Mixed integer nonlinear program (MINLP) problems arise in many fields, including engineering design, the process industry, communications, and finance. In this book, the author discusses various methods to solve nonconvex structured MINLPs. The book demonstrates a generic branch-cut-and-price framework for MINLPs, which is the basic concept in almost all modern mixed integer programming solvers.

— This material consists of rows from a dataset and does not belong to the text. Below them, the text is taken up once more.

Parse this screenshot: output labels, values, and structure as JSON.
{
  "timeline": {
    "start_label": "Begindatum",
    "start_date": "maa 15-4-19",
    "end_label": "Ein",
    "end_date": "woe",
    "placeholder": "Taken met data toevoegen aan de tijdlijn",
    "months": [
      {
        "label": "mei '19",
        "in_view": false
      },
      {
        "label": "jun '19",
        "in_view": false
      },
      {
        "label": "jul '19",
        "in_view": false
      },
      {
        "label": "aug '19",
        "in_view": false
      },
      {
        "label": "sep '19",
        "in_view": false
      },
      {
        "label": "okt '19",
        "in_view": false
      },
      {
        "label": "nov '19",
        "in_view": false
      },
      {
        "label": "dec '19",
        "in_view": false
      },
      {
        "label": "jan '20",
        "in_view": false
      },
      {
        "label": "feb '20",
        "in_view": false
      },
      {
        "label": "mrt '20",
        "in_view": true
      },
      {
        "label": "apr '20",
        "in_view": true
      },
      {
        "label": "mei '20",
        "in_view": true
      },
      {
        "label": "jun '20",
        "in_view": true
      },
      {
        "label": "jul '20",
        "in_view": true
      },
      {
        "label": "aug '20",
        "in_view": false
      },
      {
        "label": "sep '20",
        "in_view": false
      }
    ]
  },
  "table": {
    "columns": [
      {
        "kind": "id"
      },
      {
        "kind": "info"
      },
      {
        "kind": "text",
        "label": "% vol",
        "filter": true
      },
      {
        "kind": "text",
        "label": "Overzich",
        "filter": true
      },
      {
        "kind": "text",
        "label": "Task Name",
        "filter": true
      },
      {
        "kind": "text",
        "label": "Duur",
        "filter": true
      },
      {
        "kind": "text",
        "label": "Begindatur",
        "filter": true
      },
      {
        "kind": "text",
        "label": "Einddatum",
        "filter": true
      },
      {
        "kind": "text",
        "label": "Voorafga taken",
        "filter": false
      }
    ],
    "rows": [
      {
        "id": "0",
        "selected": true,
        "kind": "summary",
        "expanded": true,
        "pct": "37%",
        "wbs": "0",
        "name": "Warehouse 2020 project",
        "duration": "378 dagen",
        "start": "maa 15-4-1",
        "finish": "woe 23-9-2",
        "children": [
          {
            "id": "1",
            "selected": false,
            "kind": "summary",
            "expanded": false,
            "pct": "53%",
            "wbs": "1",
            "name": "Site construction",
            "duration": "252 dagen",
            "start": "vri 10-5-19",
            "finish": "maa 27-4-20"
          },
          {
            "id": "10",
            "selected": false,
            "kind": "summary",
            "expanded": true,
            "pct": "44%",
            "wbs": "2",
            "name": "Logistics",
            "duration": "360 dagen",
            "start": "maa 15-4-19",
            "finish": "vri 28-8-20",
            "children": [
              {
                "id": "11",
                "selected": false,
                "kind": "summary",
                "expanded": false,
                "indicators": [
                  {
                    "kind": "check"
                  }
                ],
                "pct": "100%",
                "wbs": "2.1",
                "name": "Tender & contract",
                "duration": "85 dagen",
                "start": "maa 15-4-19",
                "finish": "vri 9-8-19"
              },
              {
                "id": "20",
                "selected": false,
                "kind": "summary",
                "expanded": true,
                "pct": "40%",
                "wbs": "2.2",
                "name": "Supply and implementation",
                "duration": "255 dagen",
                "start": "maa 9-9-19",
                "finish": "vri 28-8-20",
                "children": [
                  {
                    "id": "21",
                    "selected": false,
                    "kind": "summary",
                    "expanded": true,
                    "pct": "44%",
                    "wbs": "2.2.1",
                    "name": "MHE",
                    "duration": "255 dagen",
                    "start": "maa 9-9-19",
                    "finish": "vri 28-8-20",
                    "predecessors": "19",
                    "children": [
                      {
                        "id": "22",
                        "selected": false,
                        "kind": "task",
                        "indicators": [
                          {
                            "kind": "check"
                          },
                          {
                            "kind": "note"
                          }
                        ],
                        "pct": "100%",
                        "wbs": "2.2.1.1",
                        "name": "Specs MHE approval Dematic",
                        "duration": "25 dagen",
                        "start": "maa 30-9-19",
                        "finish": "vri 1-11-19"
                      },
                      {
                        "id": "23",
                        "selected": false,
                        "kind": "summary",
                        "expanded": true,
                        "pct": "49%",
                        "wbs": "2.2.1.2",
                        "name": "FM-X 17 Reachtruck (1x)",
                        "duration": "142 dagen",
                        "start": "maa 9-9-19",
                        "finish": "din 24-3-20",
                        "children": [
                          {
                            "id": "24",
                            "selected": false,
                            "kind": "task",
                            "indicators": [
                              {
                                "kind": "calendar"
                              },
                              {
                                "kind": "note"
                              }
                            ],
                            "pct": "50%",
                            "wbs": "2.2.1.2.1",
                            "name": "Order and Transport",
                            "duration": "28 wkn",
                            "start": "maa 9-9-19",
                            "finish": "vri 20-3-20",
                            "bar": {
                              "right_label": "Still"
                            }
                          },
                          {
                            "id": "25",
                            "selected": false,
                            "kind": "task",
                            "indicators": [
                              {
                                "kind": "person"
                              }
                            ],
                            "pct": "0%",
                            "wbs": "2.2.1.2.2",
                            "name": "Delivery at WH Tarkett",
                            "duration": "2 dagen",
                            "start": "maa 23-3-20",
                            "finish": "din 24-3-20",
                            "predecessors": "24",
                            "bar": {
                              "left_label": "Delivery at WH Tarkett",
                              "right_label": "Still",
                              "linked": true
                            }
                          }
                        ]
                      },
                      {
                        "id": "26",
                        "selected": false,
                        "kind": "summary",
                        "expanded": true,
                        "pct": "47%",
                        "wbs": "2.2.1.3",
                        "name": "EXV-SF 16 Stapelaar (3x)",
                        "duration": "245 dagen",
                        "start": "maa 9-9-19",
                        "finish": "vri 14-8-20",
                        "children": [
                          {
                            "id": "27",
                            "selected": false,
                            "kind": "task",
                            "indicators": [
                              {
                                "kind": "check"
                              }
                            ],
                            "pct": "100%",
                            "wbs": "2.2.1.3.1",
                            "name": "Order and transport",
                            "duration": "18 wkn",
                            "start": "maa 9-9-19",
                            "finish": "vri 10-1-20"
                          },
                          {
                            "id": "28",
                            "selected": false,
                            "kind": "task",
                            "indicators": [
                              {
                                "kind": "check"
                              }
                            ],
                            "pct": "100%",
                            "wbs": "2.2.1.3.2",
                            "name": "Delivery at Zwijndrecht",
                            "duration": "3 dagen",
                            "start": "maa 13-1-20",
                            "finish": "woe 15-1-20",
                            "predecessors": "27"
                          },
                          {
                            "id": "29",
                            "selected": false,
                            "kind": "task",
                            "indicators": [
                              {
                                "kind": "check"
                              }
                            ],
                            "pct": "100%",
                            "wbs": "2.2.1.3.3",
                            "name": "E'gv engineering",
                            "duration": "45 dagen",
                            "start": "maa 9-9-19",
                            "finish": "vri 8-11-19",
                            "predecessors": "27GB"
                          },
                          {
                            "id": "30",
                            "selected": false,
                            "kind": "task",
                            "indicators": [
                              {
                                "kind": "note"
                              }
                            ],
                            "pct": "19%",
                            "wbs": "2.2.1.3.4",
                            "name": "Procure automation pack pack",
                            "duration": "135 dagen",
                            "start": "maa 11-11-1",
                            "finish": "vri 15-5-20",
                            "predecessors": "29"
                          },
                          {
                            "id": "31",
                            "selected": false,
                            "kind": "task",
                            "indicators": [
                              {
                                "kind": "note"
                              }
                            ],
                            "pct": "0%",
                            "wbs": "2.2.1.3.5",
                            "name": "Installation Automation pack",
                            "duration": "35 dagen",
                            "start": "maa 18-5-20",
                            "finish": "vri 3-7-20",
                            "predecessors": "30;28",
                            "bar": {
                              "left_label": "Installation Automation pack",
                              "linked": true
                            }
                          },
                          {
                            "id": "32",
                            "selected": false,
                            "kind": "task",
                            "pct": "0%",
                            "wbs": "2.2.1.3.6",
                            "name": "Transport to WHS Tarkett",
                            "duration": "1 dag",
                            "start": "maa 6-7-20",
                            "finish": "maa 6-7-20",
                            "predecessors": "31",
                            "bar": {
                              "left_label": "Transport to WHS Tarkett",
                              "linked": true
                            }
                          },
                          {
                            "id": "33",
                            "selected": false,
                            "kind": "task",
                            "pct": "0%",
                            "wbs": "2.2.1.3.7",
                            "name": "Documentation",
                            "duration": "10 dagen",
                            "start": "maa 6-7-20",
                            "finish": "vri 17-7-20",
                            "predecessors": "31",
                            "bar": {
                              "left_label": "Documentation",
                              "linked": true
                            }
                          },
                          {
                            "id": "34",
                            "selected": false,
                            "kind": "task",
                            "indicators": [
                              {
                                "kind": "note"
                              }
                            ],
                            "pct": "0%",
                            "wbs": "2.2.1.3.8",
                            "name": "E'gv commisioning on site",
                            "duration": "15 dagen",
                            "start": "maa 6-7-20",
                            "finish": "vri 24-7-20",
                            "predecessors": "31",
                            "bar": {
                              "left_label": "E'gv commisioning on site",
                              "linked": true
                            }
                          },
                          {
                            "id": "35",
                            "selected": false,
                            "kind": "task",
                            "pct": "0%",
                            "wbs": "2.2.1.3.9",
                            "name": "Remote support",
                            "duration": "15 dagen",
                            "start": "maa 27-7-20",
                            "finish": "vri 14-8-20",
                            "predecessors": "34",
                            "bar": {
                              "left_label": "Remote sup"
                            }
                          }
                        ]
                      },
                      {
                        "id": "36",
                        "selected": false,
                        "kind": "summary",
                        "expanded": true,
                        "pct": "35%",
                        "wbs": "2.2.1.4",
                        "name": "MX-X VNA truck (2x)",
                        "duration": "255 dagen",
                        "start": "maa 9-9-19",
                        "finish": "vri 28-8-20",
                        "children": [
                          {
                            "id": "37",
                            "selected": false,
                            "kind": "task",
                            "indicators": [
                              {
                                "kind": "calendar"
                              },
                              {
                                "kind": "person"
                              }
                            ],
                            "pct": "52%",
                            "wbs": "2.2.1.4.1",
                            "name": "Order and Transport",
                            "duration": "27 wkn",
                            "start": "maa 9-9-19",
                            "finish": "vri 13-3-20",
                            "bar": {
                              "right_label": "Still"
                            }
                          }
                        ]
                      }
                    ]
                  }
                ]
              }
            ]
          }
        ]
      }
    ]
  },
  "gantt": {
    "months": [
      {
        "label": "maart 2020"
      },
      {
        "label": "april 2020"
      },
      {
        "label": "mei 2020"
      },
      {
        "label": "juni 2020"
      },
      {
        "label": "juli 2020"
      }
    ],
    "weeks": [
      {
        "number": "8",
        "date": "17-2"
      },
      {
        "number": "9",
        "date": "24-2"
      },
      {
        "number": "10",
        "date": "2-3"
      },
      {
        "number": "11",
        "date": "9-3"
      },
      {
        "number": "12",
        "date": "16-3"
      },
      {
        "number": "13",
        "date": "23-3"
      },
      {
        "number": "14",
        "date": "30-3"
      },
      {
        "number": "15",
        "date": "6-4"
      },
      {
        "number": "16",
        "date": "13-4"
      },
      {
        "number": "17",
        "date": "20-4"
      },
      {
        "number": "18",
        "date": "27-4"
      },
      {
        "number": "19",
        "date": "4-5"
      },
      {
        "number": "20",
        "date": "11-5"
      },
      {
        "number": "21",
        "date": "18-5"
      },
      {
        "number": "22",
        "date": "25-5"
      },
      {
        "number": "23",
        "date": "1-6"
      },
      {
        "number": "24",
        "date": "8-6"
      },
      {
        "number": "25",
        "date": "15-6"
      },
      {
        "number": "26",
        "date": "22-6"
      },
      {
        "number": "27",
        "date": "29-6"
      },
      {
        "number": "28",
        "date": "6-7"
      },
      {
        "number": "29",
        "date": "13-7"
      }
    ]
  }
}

The book presents recent developments in theories and algorithms for designing Lagrangian global optimizers, and suggests further improvements. Some notable contributions of the book include several estimates on the duality gap; a method for generating polyhedral inner and outer approximations of general MINLPs; a new decomposition-based method for solving the dual of general mixed integer all-quadratic programs; a new lower bounding method for multivariate polynomials; decomposition-based lower bounds and box-reduction techniques for MINLPs; a new adopting method for simultaneously generating discretizations and computing the relaxation of infinite dimensional MINLPs; and a Lagrangian heuristic for MINLPs.

The first two chapters introduce structured MINLPs, and discuss ways of reformulating a MINLP. Theory and computational methods for generating Lagrangian and convex relaxations are covered in chapters 3 through 7. The author presents global optimality cuts and a new method for refining discretizations of infinite dimensional MINLPs in the next two chapters. An overview of existing global optimization methods is presented in chapter 10. Deformation, rounding and partitioning, and Lagrangian heuristics are described in the next two chapters. Branch-cut-and-price algorithms for general MINLPs are described in chapter 13. The last chapter describes the MINLP solver, along with a Lagrangian global optimizer. The book contains two appendices, discussing future perspectives on MINLPs (Appendix A) and presenting a numerical experiment (Appendix B).